Wir Frauen haben das Gefühl, dass nicht genug Platz für uns ist. Männer haben ein viel größeres Bewusstsein, dass reichlich Platz ist. Sie helfen sich, öffnen Türen für einander, machen Platz. Als Frauen sehen wir, dass vielleicht nur Platz für zwei ist und das ist der Punkt an dem es hässlich werden kann. Also werden wir genau zu dem Stereotyp, den wir vermeiden wollen. Das hilft dem Ganzen nicht. Ich habe für mich gelernt, bei jedem Schritt den ich mache, eine andere Person mit hochzuziehen. Früher habe ich Künstler:innen auf Instagram geteilt und heute lade ich Menschen in meinen Podcast ein, um diese erstaunlichen Gäst:innen zu präsentieren und menschliche Gespräche über vielschichtige Themen zu führen.

Wieso hast du „Frauen schulden dir gar nichts“ geschrieben?

Mit 18 habe ich angefangen meine Illustrationen auf Instagram zu veröffentlichen und gemerkt, dass ich positives Feedback für meine politischen Inhalte bekommen habe. Ich liebe es zu sehen, wie Menschen die richtigen Worte finden, um sich auszudrücken. Mit dem Schreiben schaffe ich es Menschen durch meine Brille schauen zu lassen. Ich glaube eine jüngere Version meiner selbst hätte dieses Buch gebrauchen können.

© KiWi Verlag

Was wünscht du dir für zukünftige Feminist:innen?

Dass wir nicht so verdammt viel Zeit mit diesem sexistischen Mist verschwenden und wir einfach arbeiten können, Kinder bekommen, Sex haben oder uns verlieben.

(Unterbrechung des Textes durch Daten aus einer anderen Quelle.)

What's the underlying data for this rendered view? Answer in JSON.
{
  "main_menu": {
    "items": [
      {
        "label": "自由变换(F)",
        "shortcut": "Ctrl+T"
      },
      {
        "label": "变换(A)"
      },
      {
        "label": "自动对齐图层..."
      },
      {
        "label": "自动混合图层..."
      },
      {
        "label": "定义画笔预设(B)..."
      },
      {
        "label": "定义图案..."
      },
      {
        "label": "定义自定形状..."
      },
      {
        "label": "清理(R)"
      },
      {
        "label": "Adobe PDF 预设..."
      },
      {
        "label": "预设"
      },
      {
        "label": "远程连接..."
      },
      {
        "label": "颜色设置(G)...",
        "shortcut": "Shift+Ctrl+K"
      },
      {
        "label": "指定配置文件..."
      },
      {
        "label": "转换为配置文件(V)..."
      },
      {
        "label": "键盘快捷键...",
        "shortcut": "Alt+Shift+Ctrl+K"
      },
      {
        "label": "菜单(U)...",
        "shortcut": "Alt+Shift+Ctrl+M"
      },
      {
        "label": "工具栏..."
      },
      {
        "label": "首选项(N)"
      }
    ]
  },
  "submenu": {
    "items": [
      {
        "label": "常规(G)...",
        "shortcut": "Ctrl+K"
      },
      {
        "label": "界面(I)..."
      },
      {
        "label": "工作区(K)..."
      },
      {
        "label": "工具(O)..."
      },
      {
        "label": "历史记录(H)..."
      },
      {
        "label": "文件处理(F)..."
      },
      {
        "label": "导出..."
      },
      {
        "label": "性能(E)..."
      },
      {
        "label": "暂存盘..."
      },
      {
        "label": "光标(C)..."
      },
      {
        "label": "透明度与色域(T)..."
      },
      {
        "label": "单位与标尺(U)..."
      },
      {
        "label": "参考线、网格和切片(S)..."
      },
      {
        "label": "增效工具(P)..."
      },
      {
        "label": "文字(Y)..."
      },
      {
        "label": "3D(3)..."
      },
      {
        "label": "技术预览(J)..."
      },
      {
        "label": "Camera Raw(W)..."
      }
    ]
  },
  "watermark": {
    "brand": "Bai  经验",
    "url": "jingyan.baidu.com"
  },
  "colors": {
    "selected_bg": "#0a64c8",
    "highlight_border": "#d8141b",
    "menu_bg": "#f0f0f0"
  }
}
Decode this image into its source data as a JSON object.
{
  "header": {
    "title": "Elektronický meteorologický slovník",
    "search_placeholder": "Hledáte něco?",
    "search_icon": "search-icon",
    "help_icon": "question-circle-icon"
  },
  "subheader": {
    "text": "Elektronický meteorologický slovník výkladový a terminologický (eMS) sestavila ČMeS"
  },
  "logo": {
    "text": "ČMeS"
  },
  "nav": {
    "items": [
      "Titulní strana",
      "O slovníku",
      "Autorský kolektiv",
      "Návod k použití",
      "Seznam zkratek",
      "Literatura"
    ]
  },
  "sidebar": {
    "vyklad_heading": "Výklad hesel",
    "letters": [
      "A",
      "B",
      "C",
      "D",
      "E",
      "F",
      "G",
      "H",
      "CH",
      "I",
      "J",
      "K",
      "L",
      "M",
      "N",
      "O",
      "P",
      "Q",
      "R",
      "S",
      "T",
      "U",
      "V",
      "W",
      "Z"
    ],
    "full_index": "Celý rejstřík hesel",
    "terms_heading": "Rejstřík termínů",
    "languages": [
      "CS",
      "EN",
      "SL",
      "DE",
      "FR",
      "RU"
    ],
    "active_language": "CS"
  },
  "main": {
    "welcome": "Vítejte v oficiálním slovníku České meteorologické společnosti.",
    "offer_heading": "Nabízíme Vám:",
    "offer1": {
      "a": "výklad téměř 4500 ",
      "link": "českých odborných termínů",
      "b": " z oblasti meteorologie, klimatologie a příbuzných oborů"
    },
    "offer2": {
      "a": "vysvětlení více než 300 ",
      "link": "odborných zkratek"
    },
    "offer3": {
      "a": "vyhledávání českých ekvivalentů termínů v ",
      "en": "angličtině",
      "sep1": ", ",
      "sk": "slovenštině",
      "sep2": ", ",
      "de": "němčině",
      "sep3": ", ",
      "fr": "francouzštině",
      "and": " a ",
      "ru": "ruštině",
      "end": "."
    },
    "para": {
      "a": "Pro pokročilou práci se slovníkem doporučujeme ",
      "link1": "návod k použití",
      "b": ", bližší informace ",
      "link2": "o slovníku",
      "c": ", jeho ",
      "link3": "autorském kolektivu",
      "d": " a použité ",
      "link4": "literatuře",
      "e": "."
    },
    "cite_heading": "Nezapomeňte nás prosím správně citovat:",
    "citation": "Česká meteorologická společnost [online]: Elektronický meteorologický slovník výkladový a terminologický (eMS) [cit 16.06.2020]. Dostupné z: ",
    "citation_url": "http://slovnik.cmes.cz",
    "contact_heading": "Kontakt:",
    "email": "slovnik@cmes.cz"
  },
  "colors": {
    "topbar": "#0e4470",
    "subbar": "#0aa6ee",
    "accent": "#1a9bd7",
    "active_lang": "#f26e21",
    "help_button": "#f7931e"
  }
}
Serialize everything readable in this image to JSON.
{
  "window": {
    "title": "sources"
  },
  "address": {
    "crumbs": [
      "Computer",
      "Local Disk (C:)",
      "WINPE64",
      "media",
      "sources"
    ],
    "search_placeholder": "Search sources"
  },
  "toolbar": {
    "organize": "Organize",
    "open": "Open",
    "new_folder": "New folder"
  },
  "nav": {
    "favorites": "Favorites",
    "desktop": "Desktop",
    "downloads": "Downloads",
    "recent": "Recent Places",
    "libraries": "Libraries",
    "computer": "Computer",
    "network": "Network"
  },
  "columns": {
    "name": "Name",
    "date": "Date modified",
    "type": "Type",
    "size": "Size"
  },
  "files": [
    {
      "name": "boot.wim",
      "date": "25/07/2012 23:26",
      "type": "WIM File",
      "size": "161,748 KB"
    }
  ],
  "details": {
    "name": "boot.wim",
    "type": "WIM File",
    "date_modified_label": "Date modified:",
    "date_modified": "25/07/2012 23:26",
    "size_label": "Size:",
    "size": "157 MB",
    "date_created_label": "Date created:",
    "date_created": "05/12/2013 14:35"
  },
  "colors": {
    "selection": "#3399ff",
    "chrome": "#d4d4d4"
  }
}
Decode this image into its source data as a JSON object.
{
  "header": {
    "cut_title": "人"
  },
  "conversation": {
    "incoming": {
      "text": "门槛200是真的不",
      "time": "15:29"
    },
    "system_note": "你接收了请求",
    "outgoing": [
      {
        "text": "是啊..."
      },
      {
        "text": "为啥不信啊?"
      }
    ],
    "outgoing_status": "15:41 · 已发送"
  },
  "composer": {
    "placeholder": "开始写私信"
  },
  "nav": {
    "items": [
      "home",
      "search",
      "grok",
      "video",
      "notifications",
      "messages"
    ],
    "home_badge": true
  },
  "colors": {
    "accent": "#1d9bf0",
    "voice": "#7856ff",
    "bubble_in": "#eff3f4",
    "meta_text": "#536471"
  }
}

Ich möchte Frauen glücklich sehen und das ist Teil meines Aktivismus. Ich möchte den Leuten zeigen, dass man etwas über die Welt wissen kann, etwas dagegen tun kann und trotzdem noch Zeit für Freund:innen finden kann. Es gibt das Klischee, Feminist:innen seien ständig wütend und ein Zustand der Wut ist kein Zeichen von moralischer Überlegenheit. Es ist nur ein Zeichen dafür, dass man auf Dinge reagiert.

Illustration: © Florence Given

Wenn es eine Sache gibt, die Leser:innen aus deinem Buch lernen sollen, was wäre es?

Lebe nicht nach irgendeiner Ideologie. Lies mein Buch, wenn du möchtest und nimm daraus mit, was für dich passt, und ich hoffe danach fühlst du dich richtig empowered. Wende es auf dein eigenes Leben an, höre auf deine eigene Stimme und vertraue auf dein Bauchgefühl. Aber wenn dir etwas nicht zusagt, was eine Fremde am anderen Ende Europas gesagt hat, dann ist das okay.